Install and setup Git

After installing Anaconda or Miniconda, open an Anaconda Command Prompt (Windows) or Terminal.app (Mac) and type the following command:

conda install git

Or you can install Git Bash from https://git-scm.com/downloads

Then you will need to open Git Bash and set up git following these instructions: https://docs.github.com/en/get-started/quickstart/set-up-git

Download the repository to your computer

Then, in a terminal window or Anaconda command prompt Anaconda command prompt, use the cd and mkdir commands to create and/or enter the directory (e.g. "Users/myusername/GitHub") where you would like to store the repository. Then run:

git clone https://github.com/grgmiller/hourly_average_efs.git

Setup the conda environment

This will install all of the package dependencies needed to run the code. Use cd to navigate to the directory where your local files are stored (e.g. "GitHub/hourly_average_efs")

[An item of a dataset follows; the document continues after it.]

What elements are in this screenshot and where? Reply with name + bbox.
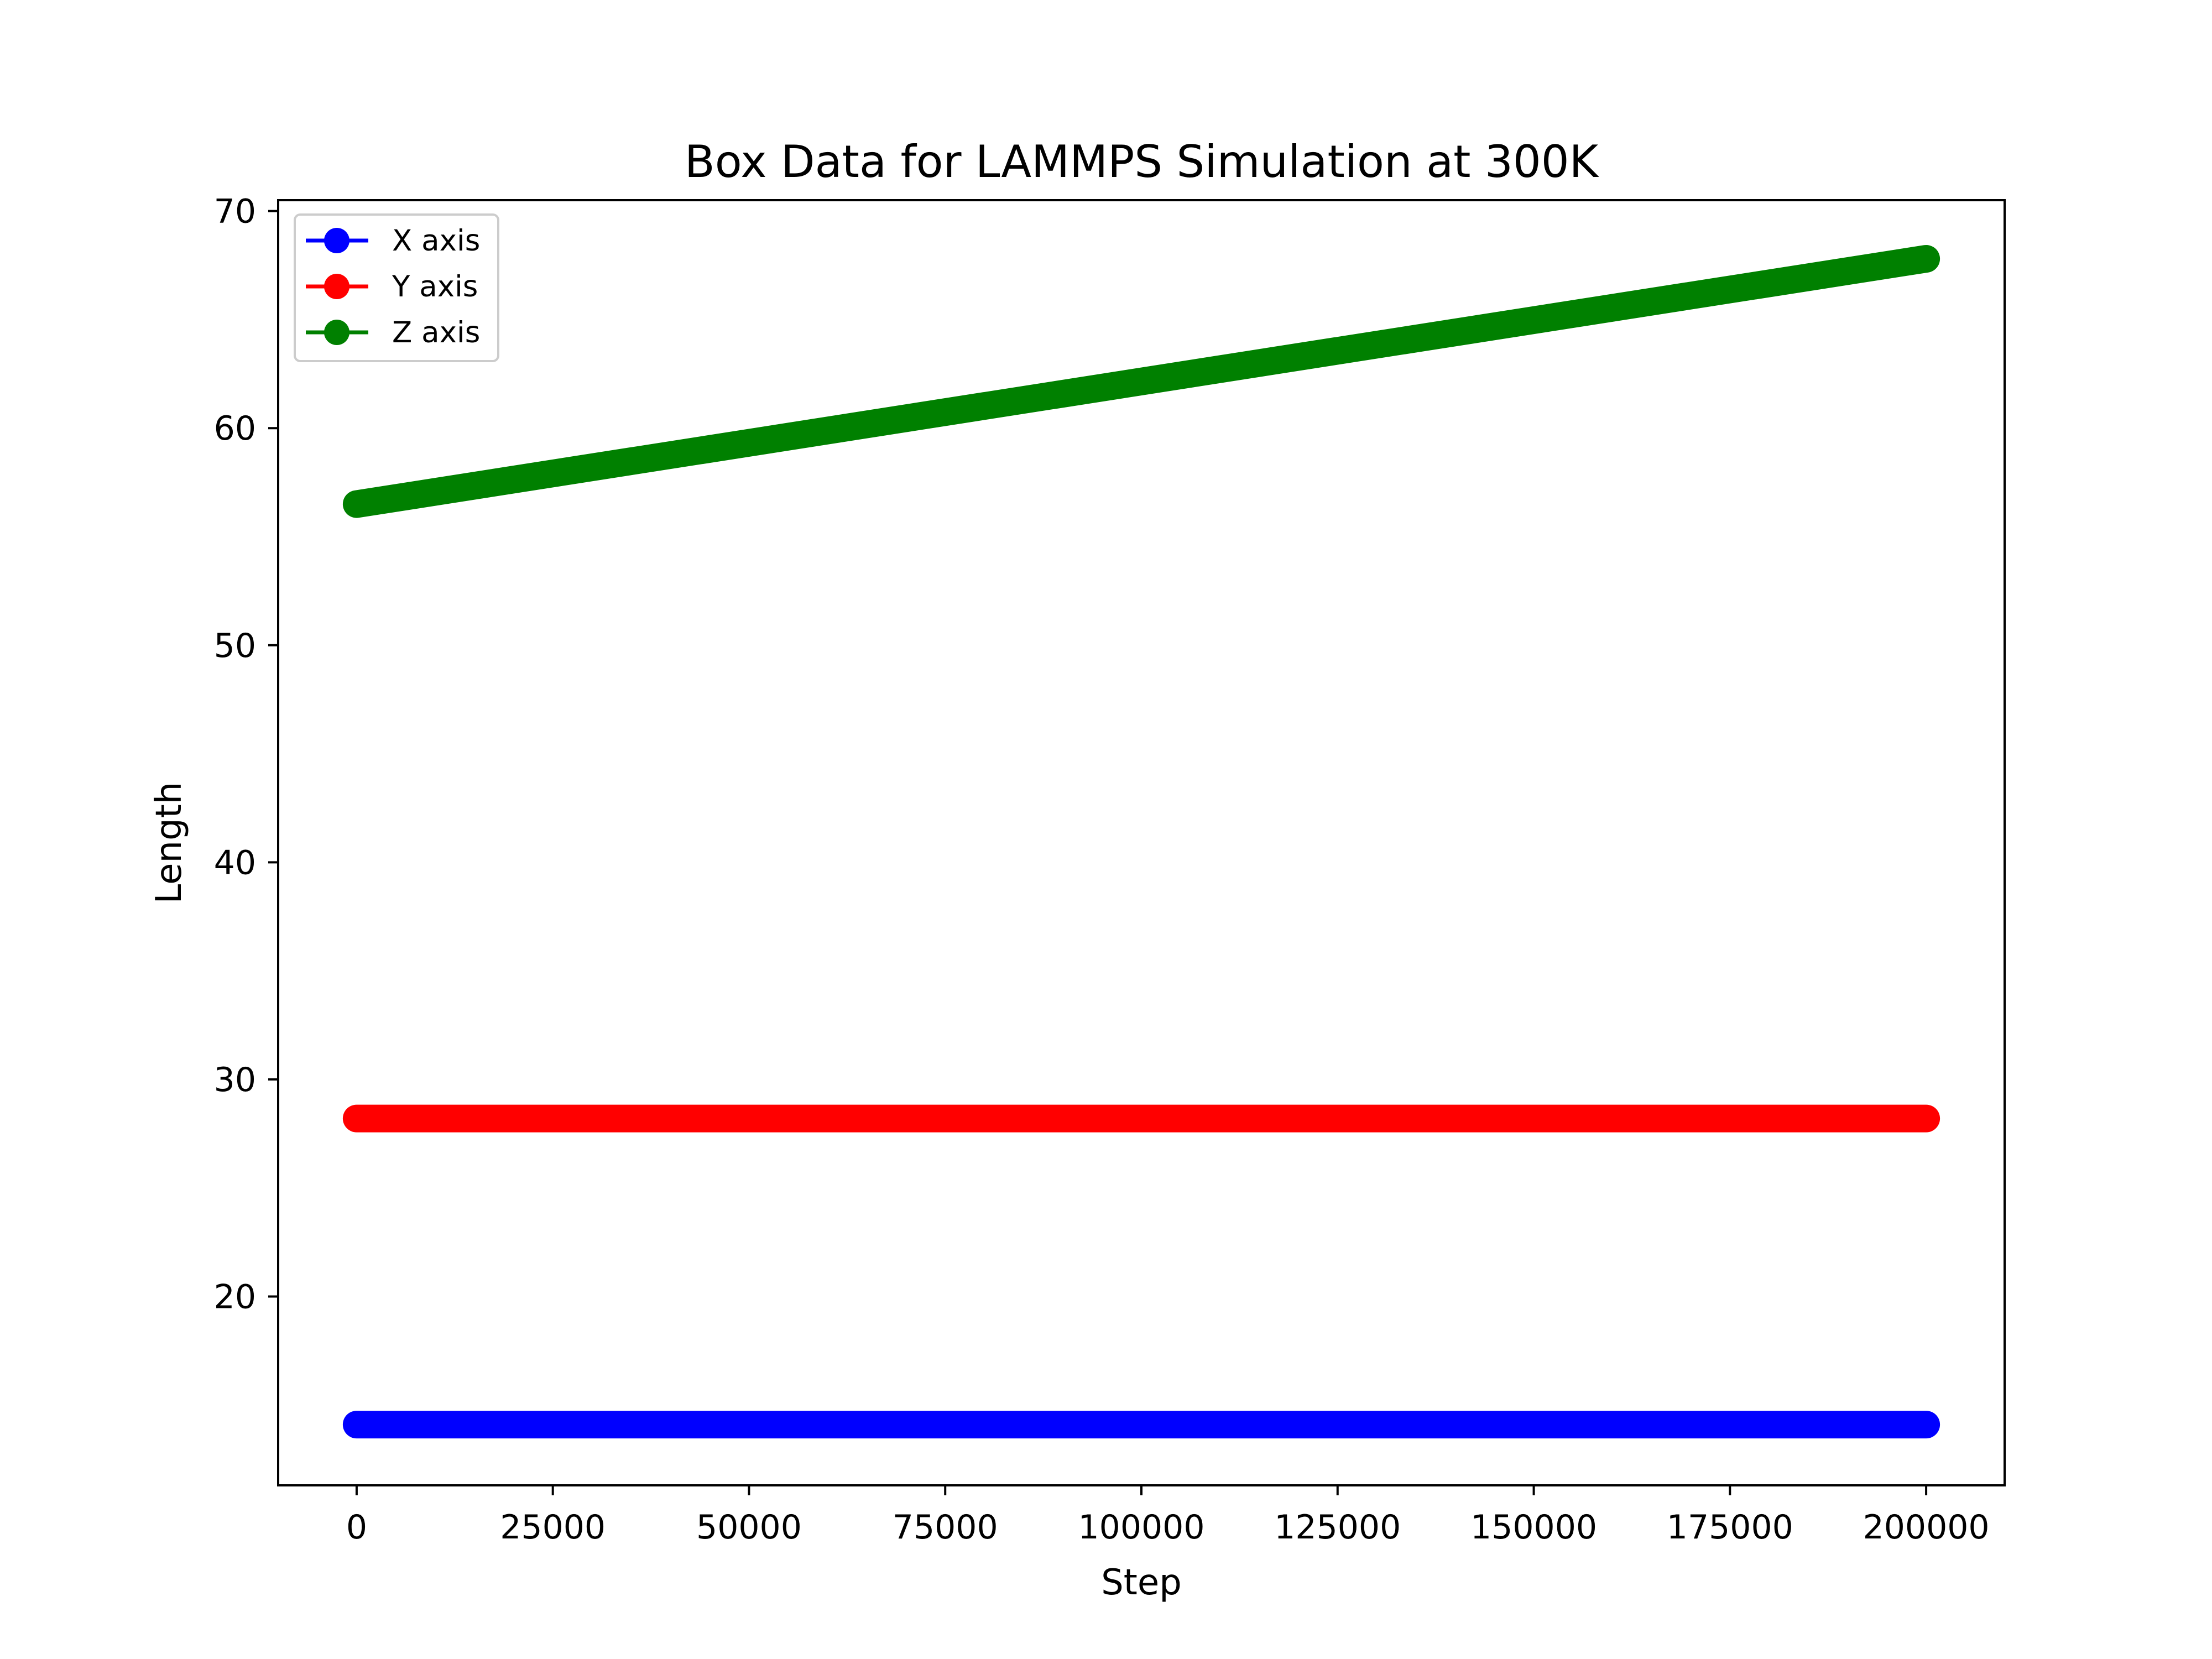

conda env create -f emissions.yml

Run the notebooks and download data

Due to the size of the NREL dataset, running this code will require at least 32GB of RAM (64GB recommended) to avoid Memory Errors.

Run each of the notebooks in code in their numbered order. This repository does not contain any of the input data files. Each notebook in code describes the source for each data file so that the user can download these files on their local machine.